Jan. 9 (Bloomberg) -- The European Union must not prolong a freeze on emissions-trading obligations on foreign flights beyond 2013 to keep pressure on countries worldwide to impose pollution curbs on the industry, according to an EU lawmaker.
The EU should clarify in draft legislation that it expects the United Nations International Civil Aviation Organization to agree this year on “a global market-based measure with a realistic timetable for implementation,” Peter Liese, a German member of the European Parliament, said in a report. Countries in ICAO should also agree on national and regional systems before a global deal is enacted, said Liese, who oversees the measure in the EU parliament.
The assembly’s environment committee is considering a proposal by the European Commission, the EU’s regulatory arm, to defer by a year compliance with the bloc’s carbon rules for flights into and out of the region. The freeze proposed in November is intended to facilitate international talks about emission curbs on airlines.
“The commission proposal gives the opportunity to make unambiguously clear that it is not the EU which stands in the way of an international agreement,” Liese said in the draft report published on the parliament’s website. He recommended a “quick” adoption on the measure with seven amendments aimed at ensuring legal security.
The 27-nation EU decided in 2008 that flights to and from European airports should be included within the bloc’s emissions trading system, the world’s largest, from 2012 after airline emissions in the region doubled over two decades. The enlargement of the European cap-and-trade program triggered opposition from countries including the U.S., China and Russia, who said ICAO is the forum to decide about pollution curbs.

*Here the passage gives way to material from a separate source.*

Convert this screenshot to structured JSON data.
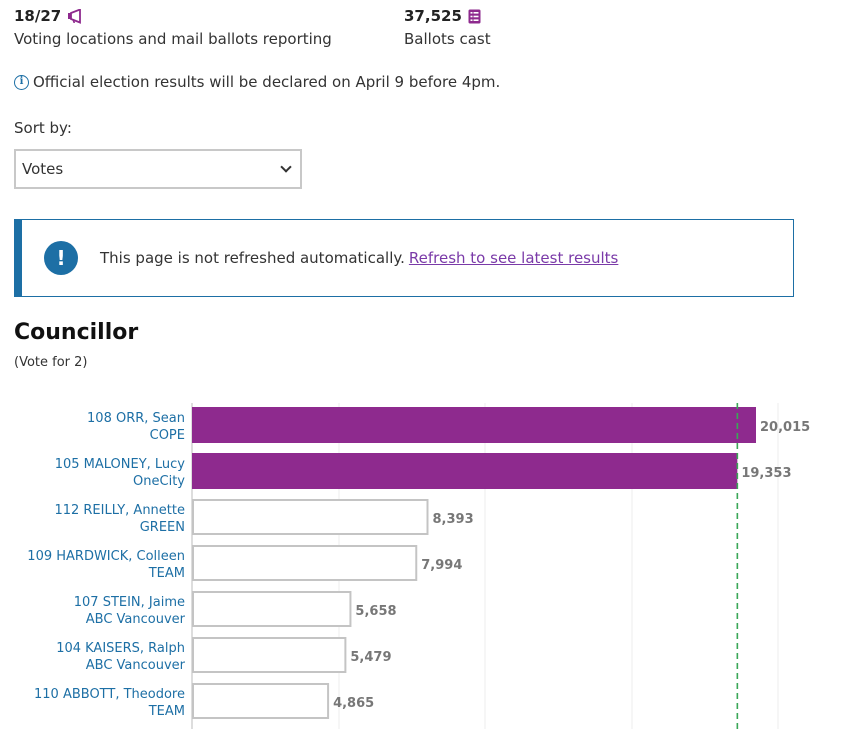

Should negotiators worldwide fail to reach a deal this year, the EU ETS requirements for all flights will automatically resume, obliging carriers to submit permits to cover all their 2013 carbon discharges by April 30, 2014, under the commission’s proposal last year. The measure should include an amendment to clearly define EU expectations regarding the outcome of the ICAO meeting, Liese said in his report.
“It has to be clarified that a global agreement that satisfactorily covers airlines’ emissions will not be in place by the end of 2013,” according to the document. “That is why in the meantime a framework for regional and national schemes needs to be adopted. However, the EU should not accept a situation where the current legislation is just abolished in the light of an only potential agreement under ICAO.”
The draft measure proposed by the commission will need support from member states and the parliament in a process that can take several months. A delay in approval beyond the compliance deadline of April 30 should not impact the proposed freeze as national governments don’t act against a proposal tabled by the commission in such situations, the EU has said.
The parliament has set April 15 as an indicative date for a plenary vote, according to its website.
The EU ETS is the cornerstone of the bloc’s plan to cut greenhouse gases that scientists blame for global warming. It imposes pollution limits on about 12,000 manufacturers and power companies, leading to a cap in 2020 that will be 21 percent below 2005 discharges. Emitters have to submit one emission permit for every metric ton of CO2 they discharge or pay a fine of 100 euros per ton.
The annual limit for the aviation industry began at 97 percent of average discharges from 2004 to 2006 and will fall to 95 percent in 2013. Under the region’s law, the commission should consider whether changes to the emissions program are necessary in the light of a global agreement.
Airlines that joined the ETS this year were given emission permits making up 85 percent of the industry cap for free and will have to buy the remaining 15 percent at auctions. They can also trade among themselves. The proposed freeze would affect around two-thirds of flights, the EU has said.
To enable the auctioning of a reduced number of allowances Liese proposed member states sell 15 percent of “the overall amount of aviation allowances in circulation in the year 2012,” according to the report.